Editor's Note: Christopher Avery (above) is keynoting at The Path to Agility conference on May 23 - 24, 2012 at the Arena Grand Theater in Columbus. 

Christopher Avery: Leadership With Agility
By Terreece Clarke, April 26th, 2012

Christopher Avery, author of “Teamwork is an Individual Skill” and a keynote speaker at The Path to Agility conference on May 24th, is fascinated by the complexities of Agile leadership and its adoption across other industries.

"Agile was named/invented in the software industry so adoption there is ahead of other industries.” Avery said. “However every industry, company, role, and function that is exposed to change, complexity, and uncertainty can learn the mindset and tools for thriving if they are willing to outlearn their competition by practicing responsibility and adopting an agile culture and disciplines.”

Agile in Three Steps

Across any industry, Avery outlines three steps that can be taken to be successful in Agile leadership.

“Taking 100 percent personal responsibility for producing value is the overarching leadership approach,” he said. “To do that we must learn, correct, and improve based on feedback loops. Then we must fearlessly confront impediments to creating value where-ever those impediments are and regardless of whether they are in our control or authority.”

But this isn’t a new concept. In fact, suggests Avery, the very ‘beginnings’ of Agile practices began nearly a century ago before the software industry emerged.
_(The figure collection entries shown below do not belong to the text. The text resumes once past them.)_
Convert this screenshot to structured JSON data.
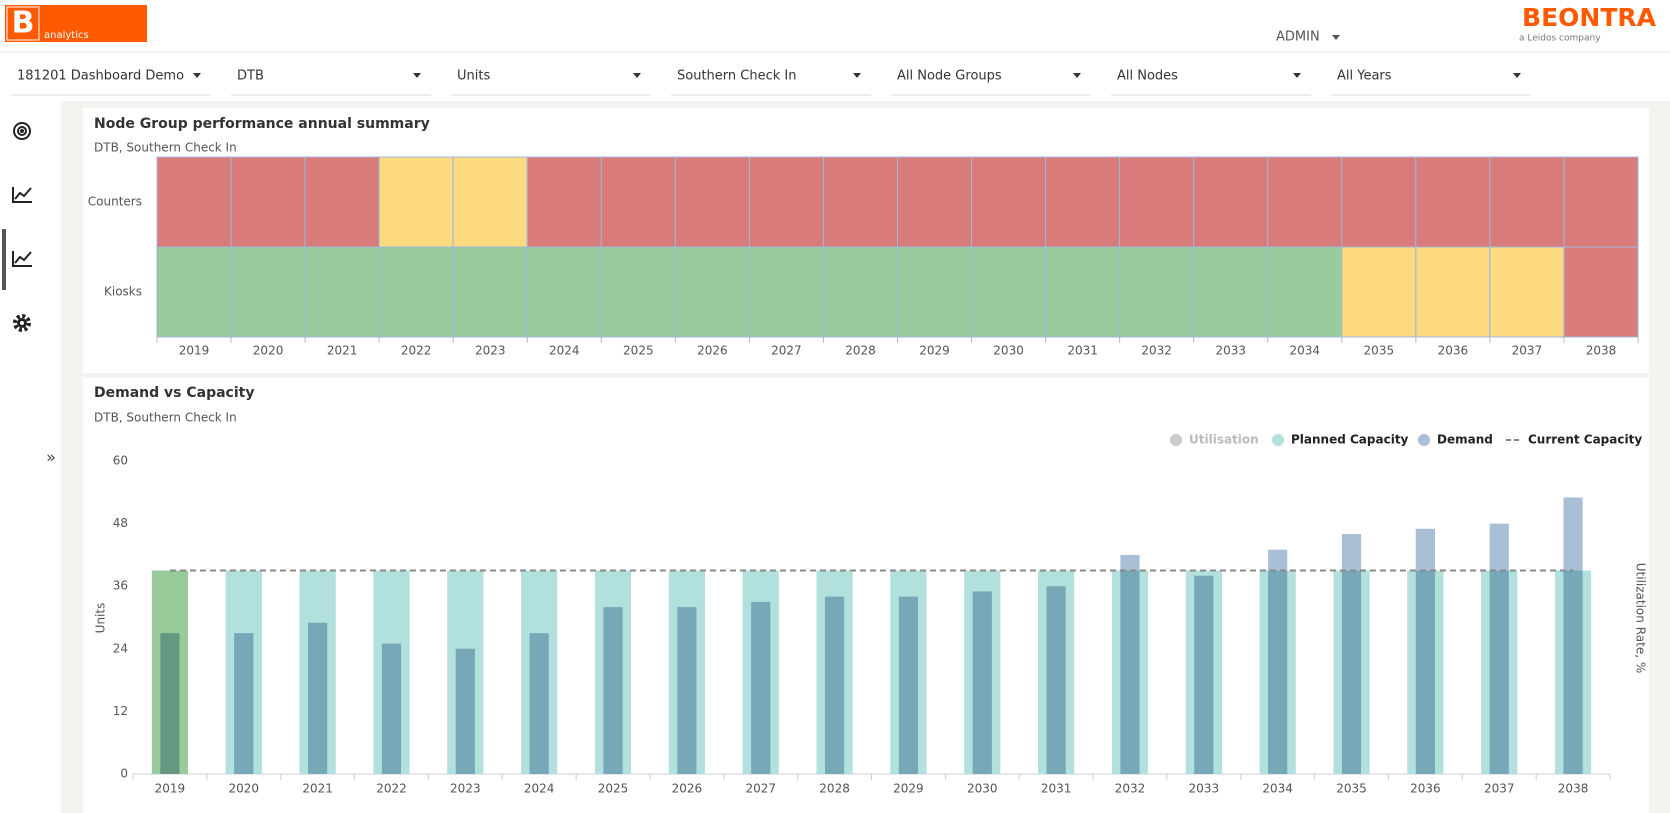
{
  "header": {
    "logo_letter": "B",
    "logo_text": "analytics",
    "user": "ADMIN",
    "brand": "BEONTRA",
    "brand_tagline": "a Leidos company"
  },
  "filters": [
    "181201 Dashboard Demo",
    "DTB",
    "Units",
    "Southern Check In",
    "All Node Groups",
    "All Nodes",
    "All Years"
  ],
  "sidebar": {
    "expand": "»"
  },
  "chart_data": [
    {
      "type": "heatmap",
      "title": "Node Group performance annual summary",
      "subtitle": "DTB, Southern Check In",
      "rows": [
        "Counters",
        "Kiosks"
      ],
      "categories": [
        "2019",
        "2020",
        "2021",
        "2022",
        "2023",
        "2024",
        "2025",
        "2026",
        "2027",
        "2028",
        "2029",
        "2030",
        "2031",
        "2032",
        "2033",
        "2034",
        "2035",
        "2036",
        "2037",
        "2038"
      ],
      "colors": [
        [
          "#d97b7b",
          "#d97b7b",
          "#d97b7b",
          "#fdd97f",
          "#fdd97f",
          "#d97b7b",
          "#d97b7b",
          "#d97b7b",
          "#d97b7b",
          "#d97b7b",
          "#d97b7b",
          "#d97b7b",
          "#d97b7b",
          "#d97b7b",
          "#d97b7b",
          "#d97b7b",
          "#d97b7b",
          "#d97b7b",
          "#d97b7b",
          "#d97b7b"
        ],
        [
          "#99cc9c",
          "#99cc9c",
          "#99cc9c",
          "#99cc9c",
          "#99cc9c",
          "#99cc9c",
          "#99cc9c",
          "#99cc9c",
          "#99cc9c",
          "#99cc9c",
          "#99cc9c",
          "#99cc9c",
          "#99cc9c",
          "#99cc9c",
          "#99cc9c",
          "#99cc9c",
          "#fdd97f",
          "#fdd97f",
          "#fdd97f",
          "#d97b7b"
        ]
      ]
    },
    {
      "type": "bar",
      "title": "Demand vs Capacity",
      "subtitle": "DTB, Southern Check In",
      "y_label": "Units",
      "y2_label": "Utilization Rate, %",
      "categories": [
        "2019",
        "2020",
        "2021",
        "2022",
        "2023",
        "2024",
        "2025",
        "2026",
        "2027",
        "2028",
        "2029",
        "2030",
        "2031",
        "2032",
        "2033",
        "2034",
        "2035",
        "2036",
        "2037",
        "2038"
      ],
      "ylim": [
        0,
        60
      ],
      "yticks": [
        0,
        12,
        24,
        36,
        48,
        60
      ],
      "grid": false,
      "series": [
        {
          "name": "Utilisation",
          "color": "#cccccc",
          "axis": "y2",
          "visible": false,
          "values": [
            null,
            null,
            null,
            null,
            null,
            null,
            null,
            null,
            null,
            null,
            null,
            null,
            null,
            null,
            null,
            null,
            null,
            null,
            null,
            null
          ]
        },
        {
          "name": "Planned Capacity",
          "color": "#b2e0dc",
          "type": "bar",
          "colors": [
            "#98ca9a",
            "#b2e0dc",
            "#b2e0dc",
            "#b2e0dc",
            "#b2e0dc",
            "#b2e0dc",
            "#b2e0dc",
            "#b2e0dc",
            "#b2e0dc",
            "#b2e0dc",
            "#b2e0dc",
            "#b2e0dc",
            "#b2e0dc",
            "#b2e0dc",
            "#b2e0dc",
            "#b2e0dc",
            "#b2e0dc",
            "#b2e0dc",
            "#b2e0dc",
            "#b2e0dc"
          ],
          "values": [
            39,
            39,
            39,
            39,
            39,
            39,
            39,
            39,
            39,
            39,
            39,
            39,
            39,
            39,
            39,
            39,
            39,
            39,
            39,
            39
          ]
        },
        {
          "name": "Demand",
          "color": "#a9bfd6",
          "type": "bar",
          "values": [
            27,
            27,
            29,
            25,
            24,
            27,
            32,
            32,
            33,
            34,
            34,
            35,
            36,
            42,
            38,
            43,
            46,
            47,
            48,
            53
          ]
        },
        {
          "name": "Current Capacity",
          "color": "#888888",
          "type": "line",
          "dashed": true,
          "values": [
            39,
            39,
            39,
            39,
            39,
            39,
            39,
            39,
            39,
            39,
            39,
            39,
            39,
            39,
            39,
            39,
            39,
            39,
            39,
            39
          ]
        }
      ]
    }
  ]
}
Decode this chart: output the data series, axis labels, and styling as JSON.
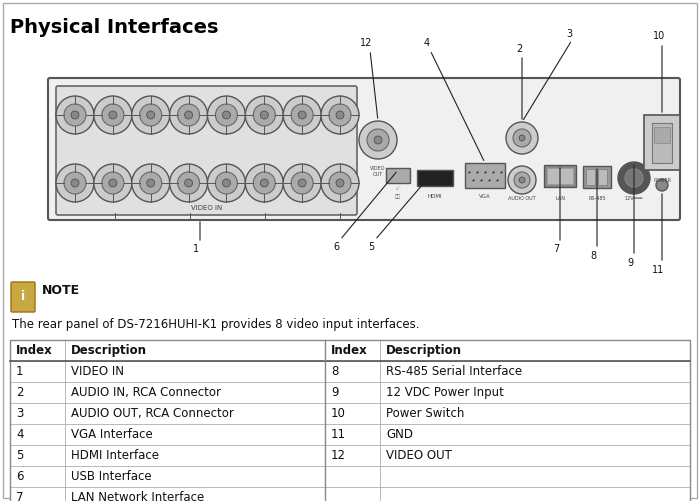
{
  "title": "Physical Interfaces",
  "note_text": "The rear panel of DS-7216HUHI-K1 provides 8 video input interfaces.",
  "table_headers": [
    "Index",
    "Description",
    "Index",
    "Description"
  ],
  "table_rows": [
    [
      "1",
      "VIDEO IN",
      "8",
      "RS-485 Serial Interface"
    ],
    [
      "2",
      "AUDIO IN, RCA Connector",
      "9",
      "12 VDC Power Input"
    ],
    [
      "3",
      "AUDIO OUT, RCA Connector",
      "10",
      "Power Switch"
    ],
    [
      "4",
      "VGA Interface",
      "11",
      "GND"
    ],
    [
      "5",
      "HDMI Interface",
      "12",
      "VIDEO OUT"
    ],
    [
      "6",
      "USB Interface",
      "",
      ""
    ],
    [
      "7",
      "LAN Network Interface",
      "",
      ""
    ]
  ],
  "bg_color": "#ffffff",
  "title_color": "#000000",
  "device_bg": "#f0f0f0",
  "device_border": "#555555",
  "bnc_bg": "#e0e0e0",
  "bnc_outer": "#cccccc",
  "bnc_inner": "#aaaaaa",
  "bnc_dot": "#888888",
  "note_icon_color": "#c8a840",
  "callout_color": "#222222",
  "table_border": "#888888",
  "table_header_bold": true
}
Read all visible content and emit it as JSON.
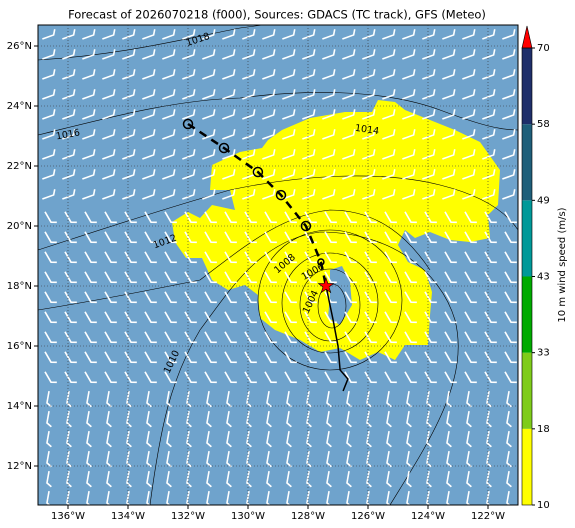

“The roots of agile come from the Quality movement focus on continuous improvement that began in the 1940s and first made its mark in manufacturing,” he said. “So the linear-thinking style of most companies and executives today has been obsolete for half a century.”

Agile = Responsibility

Leaders interested in successful Agile leadership find themselves challenged by Avery's Responsibility Process, digging deep to undo years of learned behavior based on society’s expectations of what responsibility means.

"I want people to know how personal responsibility works in their minds -- how they can tap into their personal guidance system to have the life, work, and relationships of their dreams," he said.

He also said the most pressing issue leaders in charge of leading large change efforts face is their own resistance, defensiveness and coping mechanisms.

“...the basis for all leadership is self-leadership, which many so-called leaders don't do very well. That's why we have such an outcry for real, true, authentic leaders.”

Responsibility Drives Leadership

Personal responsibility has been the cornerstone of Avery's focus for years, making the connection between Agile and his research into leadership theory a seamless one.

“From about [age] 22 to 40 I was in search of a purpose. It found me,” he said. “In 1990 I set out to understand what personal responsibility is. I determined that teams work when people share responsibility for something larger than their role.”

“Everyone is born with the Leadership Gift. But most people never realize they have it so they don't develop it. With the research of the last 25 years we now know how to help you develop, practice, and even master your Leadership Gift.”

Avery uses the word "gift" because, he said, everyone is born with a mental program called the "Responsibility Process."

"It activates every time something goes wrong big or small," he said. "When things go wrong we can either cope or grow. In short, the story of the Leadership Gift is that we are all born with it (it being the Responsibility Process). Every act of leadership calls on the Responsibility Process. Most people never know they have this faculty, so they don’t develop it. Now, with the research of the last twenty five years, we know how to develop and master the Leadership Gift.”

Every Day Leaders

IT Martini asked this expert on leadership which leader he most admired, in any place and time.

Avery’s answer was surprising.

“Last week,” he began “a courageous woman with a traumatic brain injury attended my workshop "Leading People to Take Responsibility and Demonstrate Ownership."

While she visibly struggled and even checked out briefly to re-compose herself when the rigorous workshop experience impinged on her emotional and cognitive limits, she was determined to live, to thrive, to grow and to contribute. She was one of the most engaged and responsive participants that day. She confided in me privately that she was struggling mightily to completely own her "limitation." I said to her "aren't we all?"

“This week she is the leader that inspires me.”